When using Jupyter, I have to install python modules with Conda and not cmd prompt. Why?

I'm pretty new to programming so forgive my ignorance.
When installing certain python packages/modules in the cmd prompt I am able to import them fine when using Jupyter Notebook. But some modules Jupyter Notebook cannot import without installing via Conda first. Why is this?
The problem seems to be related to system and environment that you are using and not the programming :)
Since you are a beginner, let us understand the concepts first rather than solving the problem.
Python code is run on an interpreter that is installed on your machine.
Jupyter is a web application that takes code using a given language's interpreter. So Jupyter, on its own doesn't run your code. It uses the interpreter installed on a system(your local machine).
Conda is a package manager and also an environment manager. That means using conda, you can create a virtual environment on your machine and that virtual environment can have its own installation of an interpreter. This virtual environment can have its own copy of the packages/modules as well.
Now comes the best part: The jupyter notebook can be asked to use any of the interpreters including the ones installed on a virtual environment.

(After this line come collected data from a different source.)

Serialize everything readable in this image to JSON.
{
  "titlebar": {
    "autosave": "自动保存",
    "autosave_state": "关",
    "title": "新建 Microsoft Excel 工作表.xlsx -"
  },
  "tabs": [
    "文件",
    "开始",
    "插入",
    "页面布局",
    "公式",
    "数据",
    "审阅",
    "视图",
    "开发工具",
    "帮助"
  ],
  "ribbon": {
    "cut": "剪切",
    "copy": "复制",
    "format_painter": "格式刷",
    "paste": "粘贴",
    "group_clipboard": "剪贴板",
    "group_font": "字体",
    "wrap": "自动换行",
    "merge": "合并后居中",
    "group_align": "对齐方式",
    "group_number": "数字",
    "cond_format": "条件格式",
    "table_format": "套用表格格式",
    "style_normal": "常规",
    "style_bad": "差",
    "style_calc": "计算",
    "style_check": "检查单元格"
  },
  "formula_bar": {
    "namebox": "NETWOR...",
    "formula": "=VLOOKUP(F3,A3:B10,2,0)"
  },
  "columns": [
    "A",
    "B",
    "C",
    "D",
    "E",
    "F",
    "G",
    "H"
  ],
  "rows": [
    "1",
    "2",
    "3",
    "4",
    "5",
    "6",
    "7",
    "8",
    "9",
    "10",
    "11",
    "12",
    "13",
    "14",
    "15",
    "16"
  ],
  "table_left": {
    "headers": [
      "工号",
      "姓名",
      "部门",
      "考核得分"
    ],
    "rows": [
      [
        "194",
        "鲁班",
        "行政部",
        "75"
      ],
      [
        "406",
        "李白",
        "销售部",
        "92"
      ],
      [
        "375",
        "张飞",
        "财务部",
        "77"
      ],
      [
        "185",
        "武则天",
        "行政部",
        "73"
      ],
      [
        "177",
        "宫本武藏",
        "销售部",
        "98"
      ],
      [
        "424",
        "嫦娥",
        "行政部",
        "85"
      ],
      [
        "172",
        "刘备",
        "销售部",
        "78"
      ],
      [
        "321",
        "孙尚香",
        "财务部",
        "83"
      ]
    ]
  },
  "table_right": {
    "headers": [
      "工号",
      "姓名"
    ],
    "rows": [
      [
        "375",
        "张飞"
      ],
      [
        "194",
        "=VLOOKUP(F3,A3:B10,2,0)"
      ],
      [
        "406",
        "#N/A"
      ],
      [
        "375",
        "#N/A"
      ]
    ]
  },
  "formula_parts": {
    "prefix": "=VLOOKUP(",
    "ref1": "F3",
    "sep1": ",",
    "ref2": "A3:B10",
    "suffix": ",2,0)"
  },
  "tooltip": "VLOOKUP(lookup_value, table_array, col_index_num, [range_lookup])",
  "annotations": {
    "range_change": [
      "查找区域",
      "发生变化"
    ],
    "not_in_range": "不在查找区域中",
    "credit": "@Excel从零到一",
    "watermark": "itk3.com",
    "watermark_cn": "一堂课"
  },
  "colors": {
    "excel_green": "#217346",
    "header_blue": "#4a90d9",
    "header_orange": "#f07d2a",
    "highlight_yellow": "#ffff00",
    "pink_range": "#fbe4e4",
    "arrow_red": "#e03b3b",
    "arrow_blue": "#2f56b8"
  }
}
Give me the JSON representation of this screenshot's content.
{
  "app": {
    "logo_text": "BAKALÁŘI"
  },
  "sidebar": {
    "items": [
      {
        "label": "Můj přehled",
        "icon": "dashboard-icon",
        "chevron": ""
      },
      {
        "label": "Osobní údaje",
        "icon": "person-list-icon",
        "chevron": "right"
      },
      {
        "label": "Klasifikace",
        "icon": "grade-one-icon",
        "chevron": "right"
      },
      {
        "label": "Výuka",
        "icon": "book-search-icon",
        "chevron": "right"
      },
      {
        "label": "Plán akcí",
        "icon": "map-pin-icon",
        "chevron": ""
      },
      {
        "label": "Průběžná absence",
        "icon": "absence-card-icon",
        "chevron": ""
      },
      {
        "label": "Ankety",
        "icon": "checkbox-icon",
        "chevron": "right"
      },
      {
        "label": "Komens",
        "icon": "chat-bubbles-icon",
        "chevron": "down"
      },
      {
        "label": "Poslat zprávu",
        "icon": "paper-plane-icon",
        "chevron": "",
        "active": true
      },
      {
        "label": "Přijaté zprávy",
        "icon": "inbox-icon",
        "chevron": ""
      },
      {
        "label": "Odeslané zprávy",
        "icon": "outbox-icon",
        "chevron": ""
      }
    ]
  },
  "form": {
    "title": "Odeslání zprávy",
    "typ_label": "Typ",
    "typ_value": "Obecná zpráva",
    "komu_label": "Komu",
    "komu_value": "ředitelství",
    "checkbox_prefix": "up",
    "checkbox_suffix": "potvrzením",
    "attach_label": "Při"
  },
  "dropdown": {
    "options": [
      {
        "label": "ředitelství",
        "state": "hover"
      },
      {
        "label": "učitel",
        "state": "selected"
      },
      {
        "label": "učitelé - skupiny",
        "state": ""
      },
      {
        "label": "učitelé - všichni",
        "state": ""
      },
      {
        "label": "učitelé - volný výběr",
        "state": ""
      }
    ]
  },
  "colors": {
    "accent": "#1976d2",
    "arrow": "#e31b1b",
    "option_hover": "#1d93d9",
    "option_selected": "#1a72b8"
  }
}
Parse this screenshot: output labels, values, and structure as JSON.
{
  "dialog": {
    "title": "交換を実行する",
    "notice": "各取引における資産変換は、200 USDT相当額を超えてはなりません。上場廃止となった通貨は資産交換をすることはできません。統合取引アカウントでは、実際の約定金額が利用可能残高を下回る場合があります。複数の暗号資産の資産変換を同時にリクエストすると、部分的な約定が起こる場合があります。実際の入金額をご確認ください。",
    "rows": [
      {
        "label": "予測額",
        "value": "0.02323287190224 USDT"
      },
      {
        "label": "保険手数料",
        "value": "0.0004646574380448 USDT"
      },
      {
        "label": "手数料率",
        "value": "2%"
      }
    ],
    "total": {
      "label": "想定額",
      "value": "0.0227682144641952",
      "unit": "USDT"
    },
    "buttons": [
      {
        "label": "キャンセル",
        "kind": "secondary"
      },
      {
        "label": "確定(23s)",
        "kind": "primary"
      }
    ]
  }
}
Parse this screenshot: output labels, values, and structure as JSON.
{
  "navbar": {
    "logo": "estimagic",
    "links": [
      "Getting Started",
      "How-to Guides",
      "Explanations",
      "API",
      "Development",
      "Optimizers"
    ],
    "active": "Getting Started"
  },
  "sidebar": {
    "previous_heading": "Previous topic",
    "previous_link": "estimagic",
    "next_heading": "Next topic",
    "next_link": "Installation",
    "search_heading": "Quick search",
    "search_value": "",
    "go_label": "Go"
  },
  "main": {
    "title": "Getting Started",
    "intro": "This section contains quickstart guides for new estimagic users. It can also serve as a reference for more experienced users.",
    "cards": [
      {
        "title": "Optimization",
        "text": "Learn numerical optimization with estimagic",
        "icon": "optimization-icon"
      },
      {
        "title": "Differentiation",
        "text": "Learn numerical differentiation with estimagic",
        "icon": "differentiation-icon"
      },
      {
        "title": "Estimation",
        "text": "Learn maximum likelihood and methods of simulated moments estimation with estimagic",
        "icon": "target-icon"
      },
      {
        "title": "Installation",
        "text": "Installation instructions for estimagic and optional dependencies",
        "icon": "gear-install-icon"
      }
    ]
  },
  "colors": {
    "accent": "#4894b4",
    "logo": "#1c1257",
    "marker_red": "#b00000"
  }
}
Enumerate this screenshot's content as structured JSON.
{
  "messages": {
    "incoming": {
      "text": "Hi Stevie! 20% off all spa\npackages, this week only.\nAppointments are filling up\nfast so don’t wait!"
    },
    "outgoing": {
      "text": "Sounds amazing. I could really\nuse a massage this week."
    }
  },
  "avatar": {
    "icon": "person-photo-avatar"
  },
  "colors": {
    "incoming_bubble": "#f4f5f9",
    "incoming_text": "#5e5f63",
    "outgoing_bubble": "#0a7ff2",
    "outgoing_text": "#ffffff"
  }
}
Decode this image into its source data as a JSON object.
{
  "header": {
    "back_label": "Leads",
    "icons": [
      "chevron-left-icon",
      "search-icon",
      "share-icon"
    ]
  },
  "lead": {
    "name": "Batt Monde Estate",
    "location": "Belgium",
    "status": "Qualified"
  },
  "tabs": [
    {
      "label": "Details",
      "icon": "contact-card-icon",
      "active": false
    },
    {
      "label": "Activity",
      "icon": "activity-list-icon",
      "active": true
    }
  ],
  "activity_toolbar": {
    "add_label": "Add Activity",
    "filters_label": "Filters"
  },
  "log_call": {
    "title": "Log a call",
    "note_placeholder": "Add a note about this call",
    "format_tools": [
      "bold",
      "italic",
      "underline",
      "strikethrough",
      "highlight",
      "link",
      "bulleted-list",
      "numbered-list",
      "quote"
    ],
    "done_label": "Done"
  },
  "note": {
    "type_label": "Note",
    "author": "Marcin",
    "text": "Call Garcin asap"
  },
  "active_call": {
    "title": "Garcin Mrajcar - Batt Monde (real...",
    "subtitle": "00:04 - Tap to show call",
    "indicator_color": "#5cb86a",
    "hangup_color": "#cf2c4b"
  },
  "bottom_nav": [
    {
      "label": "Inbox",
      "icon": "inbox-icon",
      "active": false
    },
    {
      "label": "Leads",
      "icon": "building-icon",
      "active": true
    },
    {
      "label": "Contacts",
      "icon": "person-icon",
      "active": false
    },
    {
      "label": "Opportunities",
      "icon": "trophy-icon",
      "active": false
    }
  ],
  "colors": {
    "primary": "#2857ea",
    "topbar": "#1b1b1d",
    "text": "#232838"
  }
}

So most likely, you are running the jupyter notebook from an environment which doesn't have the required dependencies. So either run the jupyter notebook outside the environment or install the required packages in the environment where your jupyter notebook is running.
To know which environment is being used by your jupyter notebook, run below lines from the jupyter notebook cell:
import sys
sys.executable
If you don't get something like /usr/bin/python then the jupyter is running inside an environment. So you have to install all the packages/modules inside that environment only.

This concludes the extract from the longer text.